A blockchain-based storage system prepares the data for storage and then distributes it across a decentralized infrastructure, a process that can be broken into the six steps that follow:
- Create data shards. The storage system breaks the data into smaller segments, a process called sharding. Sharding involves breaking the data into manageable chunks that can be distributed across multiple nodes. The exact approach to sharding depends on the type of data and the application doing the sharding. Sharding a relational database is different from sharding a NoSQL database or sharding files on a file share.
- Encrypt each shard. The storage system then encrypts each data shard on the local system. The content owner has complete control over this process. The goal is to ensure that no one other than the content owner can view or access the data in a shard, wherever the data is located and whether that data is at rest or in motion.
- Generate a hash for each shard. The blockchain storage system generates a unique hash — an encrypted output string of a fixed length — based on the shard’s data or encryption keys. The hash is added to both the ledger and shard metadata to link transactions to the stored shards. The exact approach to generating hashes varies from one system to the next.
- Replicate each shard. The storage system replicates each shard so there are enough redundant copies to ensure availability and performance and protect against degradation and data loss. The content owner chooses how many copies to make of each shard and where those shards are located. As part of this process, the content owner should establish a threshold for the minimum number of copies to maintain to ensure against data loss.

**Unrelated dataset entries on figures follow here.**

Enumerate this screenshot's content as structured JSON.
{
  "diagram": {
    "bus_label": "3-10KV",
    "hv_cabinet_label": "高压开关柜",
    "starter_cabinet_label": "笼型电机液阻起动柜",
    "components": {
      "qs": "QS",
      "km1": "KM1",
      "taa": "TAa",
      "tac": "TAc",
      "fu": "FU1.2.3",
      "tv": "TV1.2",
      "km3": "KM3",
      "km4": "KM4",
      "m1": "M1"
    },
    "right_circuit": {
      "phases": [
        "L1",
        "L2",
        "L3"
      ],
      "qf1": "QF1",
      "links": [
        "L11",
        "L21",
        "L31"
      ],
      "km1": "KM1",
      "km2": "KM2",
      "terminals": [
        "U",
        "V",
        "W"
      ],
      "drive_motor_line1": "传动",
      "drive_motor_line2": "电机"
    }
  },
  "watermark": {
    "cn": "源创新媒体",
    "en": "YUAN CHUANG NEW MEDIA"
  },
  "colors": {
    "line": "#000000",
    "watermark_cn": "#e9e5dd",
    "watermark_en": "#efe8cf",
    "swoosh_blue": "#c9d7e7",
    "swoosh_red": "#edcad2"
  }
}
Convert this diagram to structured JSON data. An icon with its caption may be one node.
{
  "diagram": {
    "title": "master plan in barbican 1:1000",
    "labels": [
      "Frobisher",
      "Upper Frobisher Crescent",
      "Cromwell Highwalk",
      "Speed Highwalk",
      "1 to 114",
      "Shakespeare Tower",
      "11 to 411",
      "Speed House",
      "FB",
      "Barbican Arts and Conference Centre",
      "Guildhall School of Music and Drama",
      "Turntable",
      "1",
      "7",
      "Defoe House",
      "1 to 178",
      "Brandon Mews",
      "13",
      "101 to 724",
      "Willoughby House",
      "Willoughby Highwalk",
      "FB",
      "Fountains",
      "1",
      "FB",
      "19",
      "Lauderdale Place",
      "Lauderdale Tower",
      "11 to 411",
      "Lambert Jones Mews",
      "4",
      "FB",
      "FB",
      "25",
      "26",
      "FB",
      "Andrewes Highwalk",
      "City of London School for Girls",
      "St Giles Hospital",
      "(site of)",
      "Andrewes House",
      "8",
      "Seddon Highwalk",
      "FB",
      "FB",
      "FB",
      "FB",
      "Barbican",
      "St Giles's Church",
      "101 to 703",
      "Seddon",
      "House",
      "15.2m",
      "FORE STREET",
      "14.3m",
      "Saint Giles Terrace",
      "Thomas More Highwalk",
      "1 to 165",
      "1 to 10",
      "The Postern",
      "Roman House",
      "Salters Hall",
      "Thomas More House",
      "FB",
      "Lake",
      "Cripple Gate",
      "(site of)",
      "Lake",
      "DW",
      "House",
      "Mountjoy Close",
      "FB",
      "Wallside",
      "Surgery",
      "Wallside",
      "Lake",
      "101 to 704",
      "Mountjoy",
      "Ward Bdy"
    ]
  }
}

- Distribute the replicated shards. A P2P network distributes the replicated shards to geographically dispersed storage nodes, either regionally or globally. Multiple organizations or individuals — sometimes referred to as farmers — own the storage nodes, leasing extra storage space in exchange for some type of compensation, usually cryptocurrency. No one entity owns all the storage resources or controls the storage infrastructure. Only content owners have full access to all their data, no matter where those nodes are located.
- Record transactions to the ledger. The storage system records all transactions in the blockchain ledger and syncs that information across all nodes. The ledger stores details relevant to the transaction, such as the shard location, shard hash and leasing costs. Because the ledger is based on blockchain technology, it’s transparent, verifiable, traceable and tamper-proof.
Although step six is listed last, blockchain integration is an ongoing process, with the exact approach dependent on the storage system. For example, it might initially record the transaction in the blockchain ledger when the storage process first begins. Then, it would update the transaction with information, such as the unique hash or node-specific details, as they become available. Then, after the transaction has been verified by the participating nodes, the system marks the transaction as final within the ledger and locks it to prevent changes.
The six steps described here are meant as a way to conceptualize the blockchain storage process. The exact approach will depend on how the specific storage system is implemented for a given use case and how that data storage is managed.